C’est une ligne de dépense qui aurait pu passer inaperçue dans le maquis budgétaire français, si un confrère de l’Assemblée nationale n’avait pas soulevé le lièvre. En cause, la coquette somme de 140 millions d’euros qu’aurait récoltée la Chine en 2020 au titre de… l’aide au développement française. Sur la période 2018-2020, le total atteindrait même 371 millions d’euros.

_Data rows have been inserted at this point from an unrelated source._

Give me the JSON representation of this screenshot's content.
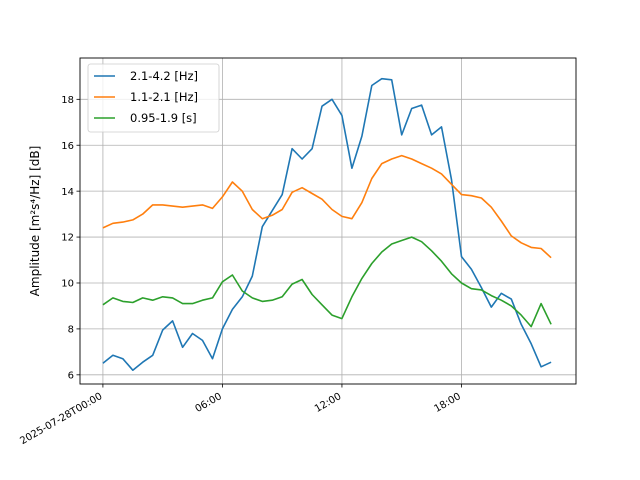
{
  "chart_data": {
    "type": "line",
    "ylabel": "Amplitude [m²s⁴/Hz] [dB]",
    "x_tick_labels": [
      "2025-07-28T00:00",
      "06:00",
      "12:00",
      "18:00"
    ],
    "x_tick_hours": [
      0,
      6,
      12,
      18
    ],
    "xlim_hours": [
      -1.15,
      23.75
    ],
    "ylim": [
      5.6,
      19.8
    ],
    "y_ticks": [
      6,
      8,
      10,
      12,
      14,
      16,
      18
    ],
    "grid": true,
    "legend_position": "top-left",
    "x_hours": [
      0,
      0.5,
      1,
      1.5,
      2,
      2.5,
      3,
      3.5,
      4,
      4.5,
      5,
      5.5,
      6,
      6.5,
      7,
      7.5,
      8,
      8.5,
      9,
      9.5,
      10,
      10.5,
      11,
      11.5,
      12,
      12.5,
      13,
      13.5,
      14,
      14.5,
      15,
      15.5,
      16,
      16.5,
      17,
      17.5,
      18,
      18.5,
      19,
      19.5,
      20,
      20.5,
      21,
      21.5,
      22,
      22.5
    ],
    "series": [
      {
        "name": "2.1-4.2 [Hz]",
        "color": "#1f77b4",
        "values": [
          6.5,
          6.85,
          6.7,
          6.2,
          6.55,
          6.85,
          7.95,
          8.35,
          7.2,
          7.8,
          7.5,
          6.7,
          8.0,
          8.85,
          9.4,
          10.3,
          12.45,
          13.15,
          13.85,
          15.85,
          15.4,
          15.85,
          17.7,
          18.0,
          17.3,
          15.0,
          16.4,
          18.6,
          18.9,
          18.85,
          16.45,
          17.6,
          17.75,
          16.45,
          16.8,
          14.5,
          11.15,
          10.6,
          9.8,
          8.95,
          9.55,
          9.3,
          8.2,
          7.35,
          6.35,
          6.55
        ]
      },
      {
        "name": "1.1-2.1 [Hz]",
        "color": "#ff7f0e",
        "values": [
          12.4,
          12.6,
          12.65,
          12.75,
          13.0,
          13.4,
          13.4,
          13.35,
          13.3,
          13.35,
          13.4,
          13.25,
          13.75,
          14.4,
          14.0,
          13.2,
          12.8,
          12.95,
          13.2,
          13.95,
          14.15,
          13.9,
          13.65,
          13.2,
          12.9,
          12.8,
          13.5,
          14.55,
          15.2,
          15.4,
          15.55,
          15.4,
          15.2,
          15.0,
          14.75,
          14.3,
          13.85,
          13.8,
          13.7,
          13.3,
          12.7,
          12.05,
          11.75,
          11.55,
          11.5,
          11.1
        ]
      },
      {
        "name": "0.95-1.9 [s]",
        "color": "#2ca02c",
        "values": [
          9.05,
          9.35,
          9.2,
          9.15,
          9.35,
          9.25,
          9.4,
          9.35,
          9.1,
          9.1,
          9.25,
          9.35,
          10.05,
          10.35,
          9.65,
          9.35,
          9.2,
          9.25,
          9.4,
          9.95,
          10.15,
          9.5,
          9.05,
          8.6,
          8.45,
          9.4,
          10.2,
          10.85,
          11.35,
          11.7,
          11.85,
          12.0,
          11.8,
          11.4,
          10.95,
          10.4,
          10.0,
          9.75,
          9.7,
          9.45,
          9.25,
          9.0,
          8.6,
          8.1,
          9.1,
          8.2
        ]
      }
    ]
  }
}
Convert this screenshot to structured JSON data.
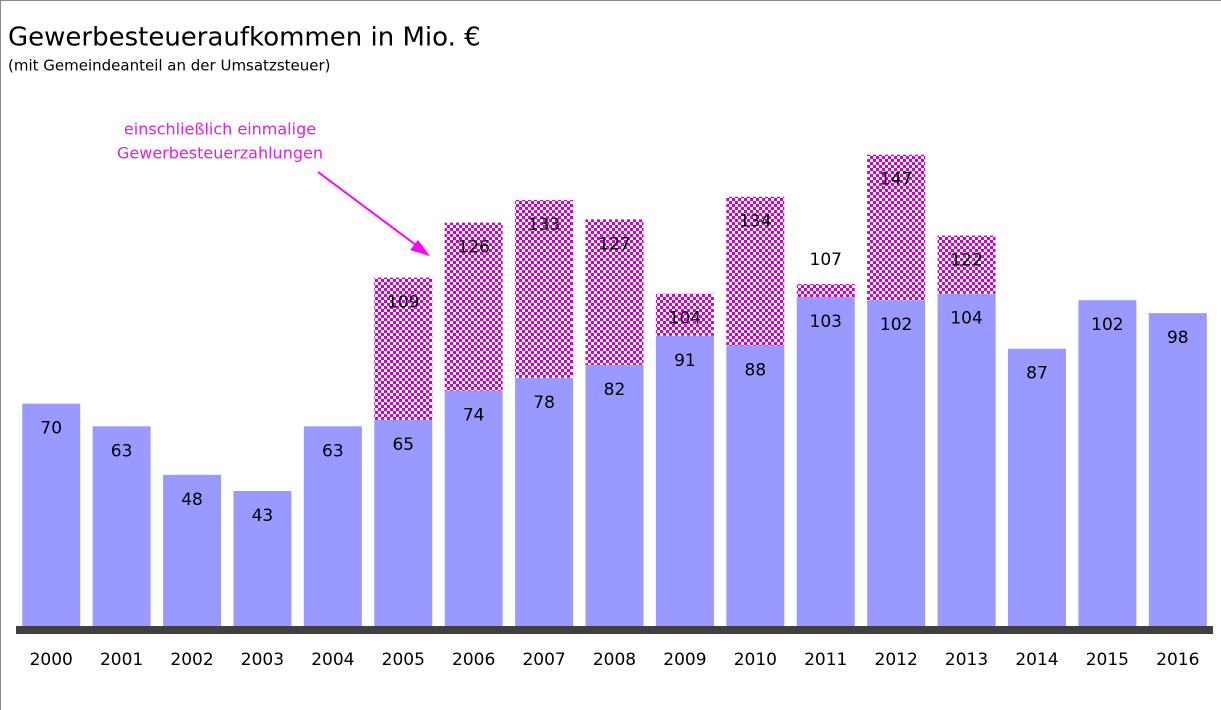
{
  "chart_data": {
    "type": "stacked_bar",
    "title": "Gewerbesteueraufkommen in Mio. €",
    "subtitle": "(mit Gemeindeanteil an der Umsatzsteuer)",
    "annotation": [
      "einschließlich einmalige",
      "Gewerbesteuerzahlungen"
    ],
    "categories": [
      "2000",
      "2001",
      "2002",
      "2003",
      "2004",
      "2005",
      "2006",
      "2007",
      "2008",
      "2009",
      "2010",
      "2011",
      "2012",
      "2013",
      "2014",
      "2015",
      "2016"
    ],
    "series": [
      {
        "color": "#9999ff",
        "values": [
          70,
          63,
          48,
          43,
          63,
          65,
          74,
          78,
          82,
          91,
          88,
          103,
          102,
          104,
          87,
          102,
          98
        ]
      },
      {
        "color": "#cc00cc",
        "values": [
          null,
          null,
          null,
          null,
          null,
          44,
          52,
          55,
          45,
          13,
          46,
          4,
          45,
          18,
          null,
          null,
          null
        ]
      }
    ],
    "totals": [
      null,
      null,
      null,
      null,
      null,
      109,
      126,
      133,
      127,
      104,
      134,
      107,
      147,
      122,
      null,
      null,
      null
    ],
    "ylim": [
      0,
      150
    ]
  }
}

On en oublierait presque, en effet, que le pays, en passe de devenir la première puissance économique mondiale, campe toujours résolument dans la catégorie des pays « en développement ». Une incongruité qu’avait soulignée Donald Trump dans le cadre de l’Organisation mondiale du commerce.

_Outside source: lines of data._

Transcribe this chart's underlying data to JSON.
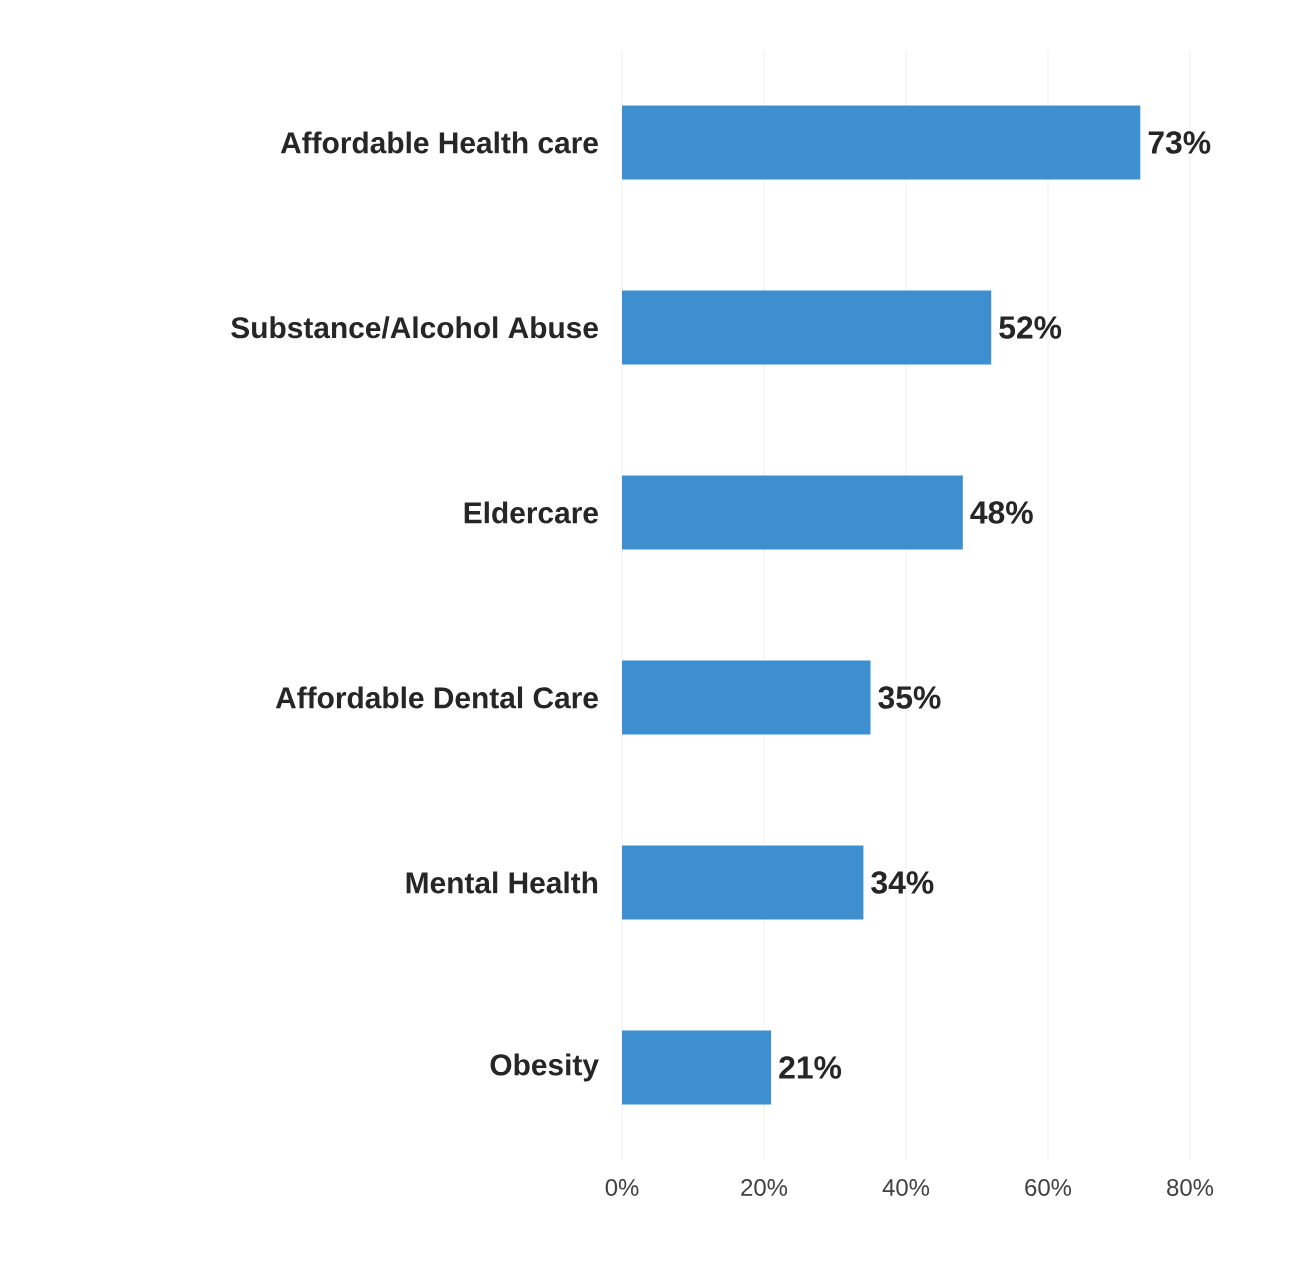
{
  "chart_data": {
    "type": "bar",
    "orientation": "horizontal",
    "categories": [
      "Affordable Health care",
      "Substance/Alcohol Abuse",
      "Eldercare",
      "Affordable Dental Care",
      "Mental Health",
      "Obesity"
    ],
    "values": [
      73,
      52,
      48,
      35,
      34,
      21
    ],
    "value_labels": [
      "73%",
      "52%",
      "48%",
      "35%",
      "34%",
      "21%"
    ],
    "color": "#3d8fcf",
    "xlim": [
      0,
      80
    ],
    "xticks": [
      {
        "value": 0,
        "label": "0%"
      },
      {
        "value": 20,
        "label": "20%"
      },
      {
        "value": 40,
        "label": "40%"
      },
      {
        "value": 60,
        "label": "60%"
      },
      {
        "value": 80,
        "label": "80%"
      }
    ],
    "grid": "x"
  }
}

En ce qui concerne la France, ce n’est d’ailleurs que la partie émergée de l’iceberg de notre aide bilatérale, dont la liste des récipiendaires a de quoi laisser pantois. En 2019, c’était en effet non seulement la Chine (sixième bénéficiaire), mais également le Brésil, pays relativement développé et redoutable concurrent dans le secteur agricole qui trustaient le haut du podium.  Plus troublante encore, l’irrésistible ascension de l’Empire du Milieu depuis 2015, date à laquelle il n’occupait qu’une modeste dix-septième place dans ce même classement.

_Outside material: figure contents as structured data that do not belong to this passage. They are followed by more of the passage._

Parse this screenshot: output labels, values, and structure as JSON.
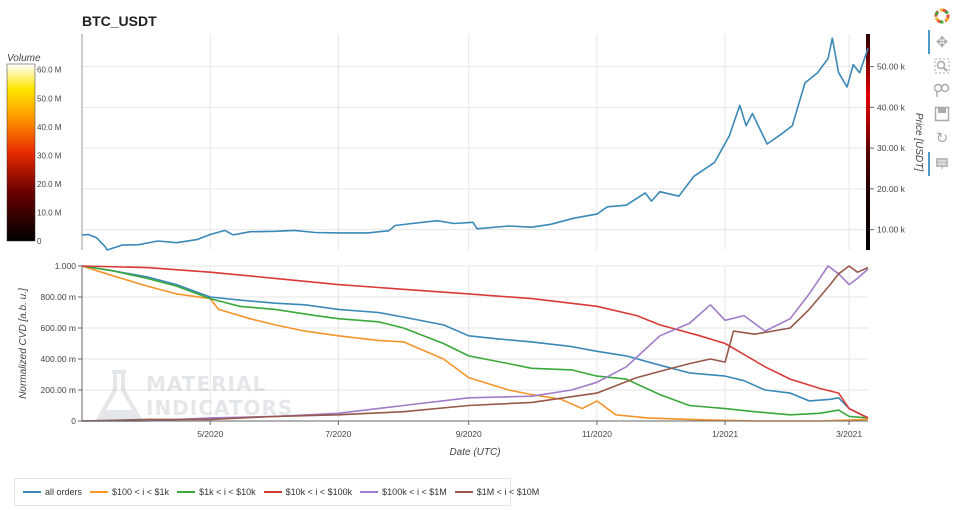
{
  "title": "BTC_USDT",
  "toolbar": {
    "icons": [
      "bokeh-logo-icon",
      "pan-icon",
      "box-zoom-icon",
      "wheel-zoom-icon",
      "save-icon",
      "reset-icon",
      "hover-icon"
    ]
  },
  "watermark": {
    "line1": "MATERIAL",
    "line2": "INDICATORS"
  },
  "colors": {
    "all_orders": "#3a88b8",
    "s100_1k": "#f5942a",
    "s1k_10k": "#3aa83a",
    "s10k_100k": "#d93b37",
    "s100k_1m": "#a07cc9",
    "s1m_10m": "#96594a",
    "price": "#3a88b8"
  },
  "legend": [
    {
      "key": "all_orders",
      "label": "all orders"
    },
    {
      "key": "s100_1k",
      "label": "$100 < i < $1k"
    },
    {
      "key": "s1k_10k",
      "label": "$1k < i < $10k"
    },
    {
      "key": "s10k_100k",
      "label": "$10k < i < $100k"
    },
    {
      "key": "s100k_1m",
      "label": "$100k < i < $1M"
    },
    {
      "key": "s1m_10m",
      "label": "$1M < i < $10M"
    }
  ],
  "chart_data": [
    {
      "type": "heatmap",
      "title": "Volume",
      "colorbar_ticks": [
        "60.0 M",
        "50.0 M",
        "40.0 M",
        "30.0 M",
        "20.0 M",
        "10.0 M",
        "0"
      ],
      "colorbar_values": [
        60,
        50,
        40,
        30,
        20,
        10,
        0
      ],
      "range": [
        0,
        62
      ]
    },
    {
      "type": "line",
      "title": "BTC_USDT",
      "ylabel": "Price [USDT]",
      "y_axis_side": "right",
      "yticks": [
        "10.00 k",
        "20.00 k",
        "30.00 k",
        "40.00 k",
        "50.00 k"
      ],
      "ytick_values": [
        10000,
        20000,
        30000,
        40000,
        50000
      ],
      "ylim": [
        5000,
        58000
      ],
      "xlim": [
        "2020-03-01",
        "2021-03-10"
      ],
      "series": [
        {
          "key": "price",
          "points": [
            [
              "2020-03-01",
              8700
            ],
            [
              "2020-03-04",
              8800
            ],
            [
              "2020-03-08",
              8000
            ],
            [
              "2020-03-12",
              5800
            ],
            [
              "2020-03-13",
              5000
            ],
            [
              "2020-03-20",
              6200
            ],
            [
              "2020-03-28",
              6300
            ],
            [
              "2020-04-06",
              7200
            ],
            [
              "2020-04-15",
              6800
            ],
            [
              "2020-04-25",
              7600
            ],
            [
              "2020-05-01",
              8800
            ],
            [
              "2020-05-08",
              9800
            ],
            [
              "2020-05-12",
              8700
            ],
            [
              "2020-05-20",
              9500
            ],
            [
              "2020-06-01",
              9600
            ],
            [
              "2020-06-10",
              9800
            ],
            [
              "2020-06-20",
              9300
            ],
            [
              "2020-07-01",
              9200
            ],
            [
              "2020-07-15",
              9200
            ],
            [
              "2020-07-25",
              9700
            ],
            [
              "2020-07-28",
              11000
            ],
            [
              "2020-08-05",
              11500
            ],
            [
              "2020-08-17",
              12200
            ],
            [
              "2020-08-25",
              11500
            ],
            [
              "2020-09-03",
              11800
            ],
            [
              "2020-09-05",
              10200
            ],
            [
              "2020-09-20",
              10900
            ],
            [
              "2020-10-01",
              10600
            ],
            [
              "2020-10-10",
              11300
            ],
            [
              "2020-10-21",
              12800
            ],
            [
              "2020-11-01",
              13800
            ],
            [
              "2020-11-06",
              15600
            ],
            [
              "2020-11-15",
              16000
            ],
            [
              "2020-11-24",
              19000
            ],
            [
              "2020-11-27",
              17000
            ],
            [
              "2020-12-01",
              19300
            ],
            [
              "2020-12-10",
              18200
            ],
            [
              "2020-12-17",
              23000
            ],
            [
              "2020-12-27",
              26500
            ],
            [
              "2021-01-03",
              33000
            ],
            [
              "2021-01-08",
              40500
            ],
            [
              "2021-01-11",
              35500
            ],
            [
              "2021-01-14",
              38500
            ],
            [
              "2021-01-21",
              31000
            ],
            [
              "2021-01-28",
              33500
            ],
            [
              "2021-02-02",
              35500
            ],
            [
              "2021-02-08",
              46000
            ],
            [
              "2021-02-14",
              48500
            ],
            [
              "2021-02-19",
              52000
            ],
            [
              "2021-02-21",
              57000
            ],
            [
              "2021-02-24",
              48500
            ],
            [
              "2021-02-28",
              45000
            ],
            [
              "2021-03-03",
              50500
            ],
            [
              "2021-03-06",
              48500
            ],
            [
              "2021-03-10",
              54500
            ]
          ]
        }
      ]
    },
    {
      "type": "line",
      "xlabel": "Date (UTC)",
      "ylabel": "Normalized CVD [a.b. u.]",
      "xticks": [
        "5/2020",
        "7/2020",
        "9/2020",
        "11/2020",
        "1/2021",
        "3/2021"
      ],
      "xtick_dates": [
        "2020-05-01",
        "2020-07-01",
        "2020-09-01",
        "2020-11-01",
        "2021-01-01",
        "2021-03-01"
      ],
      "yticks": [
        "0",
        "200.00 m",
        "400.00 m",
        "600.00 m",
        "800.00 m",
        "1.000"
      ],
      "ytick_values": [
        0,
        0.2,
        0.4,
        0.6,
        0.8,
        1.0
      ],
      "ylim": [
        0,
        1.0
      ],
      "xlim": [
        "2020-03-01",
        "2021-03-10"
      ],
      "series": [
        {
          "key": "all_orders",
          "name": "all orders",
          "points": [
            [
              "2020-03-01",
              1.0
            ],
            [
              "2020-03-15",
              0.97
            ],
            [
              "2020-04-01",
              0.93
            ],
            [
              "2020-04-15",
              0.88
            ],
            [
              "2020-05-01",
              0.8
            ],
            [
              "2020-05-15",
              0.78
            ],
            [
              "2020-06-01",
              0.76
            ],
            [
              "2020-06-15",
              0.75
            ],
            [
              "2020-07-01",
              0.72
            ],
            [
              "2020-07-20",
              0.7
            ],
            [
              "2020-08-01",
              0.67
            ],
            [
              "2020-08-20",
              0.62
            ],
            [
              "2020-09-01",
              0.55
            ],
            [
              "2020-09-15",
              0.53
            ],
            [
              "2020-10-01",
              0.51
            ],
            [
              "2020-10-20",
              0.48
            ],
            [
              "2020-11-01",
              0.45
            ],
            [
              "2020-11-15",
              0.42
            ],
            [
              "2020-12-01",
              0.36
            ],
            [
              "2020-12-15",
              0.31
            ],
            [
              "2021-01-01",
              0.29
            ],
            [
              "2021-01-10",
              0.26
            ],
            [
              "2021-01-20",
              0.2
            ],
            [
              "2021-02-01",
              0.18
            ],
            [
              "2021-02-10",
              0.13
            ],
            [
              "2021-02-20",
              0.14
            ],
            [
              "2021-02-24",
              0.15
            ],
            [
              "2021-03-01",
              0.08
            ],
            [
              "2021-03-10",
              0.02
            ]
          ]
        },
        {
          "key": "s100_1k",
          "name": "$100 < i < $1k",
          "points": [
            [
              "2020-03-01",
              1.0
            ],
            [
              "2020-03-15",
              0.94
            ],
            [
              "2020-04-01",
              0.87
            ],
            [
              "2020-04-15",
              0.82
            ],
            [
              "2020-05-01",
              0.79
            ],
            [
              "2020-05-05",
              0.72
            ],
            [
              "2020-05-20",
              0.66
            ],
            [
              "2020-06-01",
              0.62
            ],
            [
              "2020-06-15",
              0.58
            ],
            [
              "2020-07-01",
              0.55
            ],
            [
              "2020-07-20",
              0.52
            ],
            [
              "2020-08-01",
              0.51
            ],
            [
              "2020-08-20",
              0.4
            ],
            [
              "2020-09-01",
              0.28
            ],
            [
              "2020-09-20",
              0.2
            ],
            [
              "2020-10-01",
              0.17
            ],
            [
              "2020-10-15",
              0.14
            ],
            [
              "2020-10-25",
              0.08
            ],
            [
              "2020-11-01",
              0.13
            ],
            [
              "2020-11-10",
              0.04
            ],
            [
              "2020-11-25",
              0.02
            ],
            [
              "2020-12-15",
              0.01
            ],
            [
              "2021-01-15",
              0.0
            ],
            [
              "2021-02-15",
              0.0
            ],
            [
              "2021-03-10",
              0.01
            ]
          ]
        },
        {
          "key": "s1k_10k",
          "name": "$1k < i < $10k",
          "points": [
            [
              "2020-03-01",
              1.0
            ],
            [
              "2020-03-15",
              0.97
            ],
            [
              "2020-04-01",
              0.92
            ],
            [
              "2020-04-15",
              0.87
            ],
            [
              "2020-05-01",
              0.79
            ],
            [
              "2020-05-15",
              0.74
            ],
            [
              "2020-06-01",
              0.72
            ],
            [
              "2020-06-20",
              0.68
            ],
            [
              "2020-07-01",
              0.66
            ],
            [
              "2020-07-20",
              0.64
            ],
            [
              "2020-08-01",
              0.6
            ],
            [
              "2020-08-20",
              0.5
            ],
            [
              "2020-09-01",
              0.42
            ],
            [
              "2020-09-20",
              0.37
            ],
            [
              "2020-10-01",
              0.34
            ],
            [
              "2020-10-20",
              0.33
            ],
            [
              "2020-11-01",
              0.29
            ],
            [
              "2020-11-15",
              0.27
            ],
            [
              "2020-12-01",
              0.17
            ],
            [
              "2020-12-15",
              0.1
            ],
            [
              "2021-01-01",
              0.08
            ],
            [
              "2021-01-15",
              0.06
            ],
            [
              "2021-02-01",
              0.04
            ],
            [
              "2021-02-15",
              0.05
            ],
            [
              "2021-02-24",
              0.07
            ],
            [
              "2021-03-01",
              0.03
            ],
            [
              "2021-03-10",
              0.02
            ]
          ]
        },
        {
          "key": "s10k_100k",
          "name": "$10k < i < $100k",
          "points": [
            [
              "2020-03-01",
              1.0
            ],
            [
              "2020-04-01",
              0.99
            ],
            [
              "2020-05-01",
              0.96
            ],
            [
              "2020-06-01",
              0.92
            ],
            [
              "2020-07-01",
              0.88
            ],
            [
              "2020-08-01",
              0.85
            ],
            [
              "2020-09-01",
              0.82
            ],
            [
              "2020-10-01",
              0.79
            ],
            [
              "2020-11-01",
              0.74
            ],
            [
              "2020-11-20",
              0.68
            ],
            [
              "2020-12-01",
              0.62
            ],
            [
              "2020-12-20",
              0.55
            ],
            [
              "2021-01-01",
              0.5
            ],
            [
              "2021-01-10",
              0.43
            ],
            [
              "2021-01-20",
              0.35
            ],
            [
              "2021-02-01",
              0.27
            ],
            [
              "2021-02-15",
              0.21
            ],
            [
              "2021-02-24",
              0.18
            ],
            [
              "2021-03-01",
              0.08
            ],
            [
              "2021-03-10",
              0.02
            ]
          ]
        },
        {
          "key": "s100k_1m",
          "name": "$100k < i < $1M",
          "points": [
            [
              "2020-03-01",
              0.0
            ],
            [
              "2020-04-01",
              0.0
            ],
            [
              "2020-05-01",
              0.02
            ],
            [
              "2020-06-01",
              0.03
            ],
            [
              "2020-07-01",
              0.05
            ],
            [
              "2020-08-01",
              0.1
            ],
            [
              "2020-09-01",
              0.15
            ],
            [
              "2020-10-01",
              0.16
            ],
            [
              "2020-10-20",
              0.2
            ],
            [
              "2020-11-01",
              0.25
            ],
            [
              "2020-11-15",
              0.35
            ],
            [
              "2020-12-01",
              0.55
            ],
            [
              "2020-12-15",
              0.63
            ],
            [
              "2020-12-25",
              0.75
            ],
            [
              "2021-01-01",
              0.65
            ],
            [
              "2021-01-10",
              0.68
            ],
            [
              "2021-01-20",
              0.58
            ],
            [
              "2021-02-01",
              0.66
            ],
            [
              "2021-02-10",
              0.82
            ],
            [
              "2021-02-19",
              1.0
            ],
            [
              "2021-02-24",
              0.95
            ],
            [
              "2021-03-01",
              0.88
            ],
            [
              "2021-03-05",
              0.92
            ],
            [
              "2021-03-10",
              0.98
            ]
          ]
        },
        {
          "key": "s1m_10m",
          "name": "$1M < i < $10M",
          "points": [
            [
              "2020-03-01",
              0.0
            ],
            [
              "2020-04-01",
              0.01
            ],
            [
              "2020-05-01",
              0.01
            ],
            [
              "2020-06-01",
              0.03
            ],
            [
              "2020-07-01",
              0.04
            ],
            [
              "2020-08-01",
              0.06
            ],
            [
              "2020-09-01",
              0.1
            ],
            [
              "2020-10-01",
              0.12
            ],
            [
              "2020-11-01",
              0.18
            ],
            [
              "2020-11-20",
              0.28
            ],
            [
              "2020-12-01",
              0.32
            ],
            [
              "2020-12-15",
              0.37
            ],
            [
              "2020-12-25",
              0.4
            ],
            [
              "2021-01-01",
              0.38
            ],
            [
              "2021-01-05",
              0.58
            ],
            [
              "2021-01-15",
              0.56
            ],
            [
              "2021-02-01",
              0.6
            ],
            [
              "2021-02-10",
              0.72
            ],
            [
              "2021-02-20",
              0.88
            ],
            [
              "2021-02-24",
              0.95
            ],
            [
              "2021-03-01",
              1.0
            ],
            [
              "2021-03-05",
              0.96
            ],
            [
              "2021-03-10",
              0.99
            ]
          ]
        }
      ]
    }
  ]
}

Ce coup de pouce passe d’autant plus mal qu’il s’inscrit dans un contexte contraint pour les finances publiques françaises, en dépit duquel un effort considérable a néanmoins été consenti en faveur de l’aide au développement ces dernières années. Il inflige également un démenti cinglant aux promesses du chef de l’État visant à privilégier la sphère d’influence naturelle de la France : au premier chef, l’Afrique francophone. La Chine n’a d’ailleurs de cesse d’y battre en brèche nos intérêts, en accordant d’ailleurs aux États africains des prêts propres à les enfermer dans le piège de la dette, quand la France préfère les dons.

Mais le plus consternant est que le soutien financier à des concurrents étrangers semble désormais relever de l’habitude. Dans un autre domaine, j’avais dénoncé l’enveloppe du plan France Relance octroyée au groupe indien Electrosteel, lésant le fleuron français de Saint-Gobain à Pont-à-Mousson.

À l’heure où la France est d’ores et déjà le pays le plus désindustrialisé d’Europe, nous paierons, à n’en pas douter, une telle inconséquence dans l’attribution de nos largesses au prix fort. Il est urgent de rectifier le tir, pour préserver notre compétitivité, et, pour tout dire, notre avenir.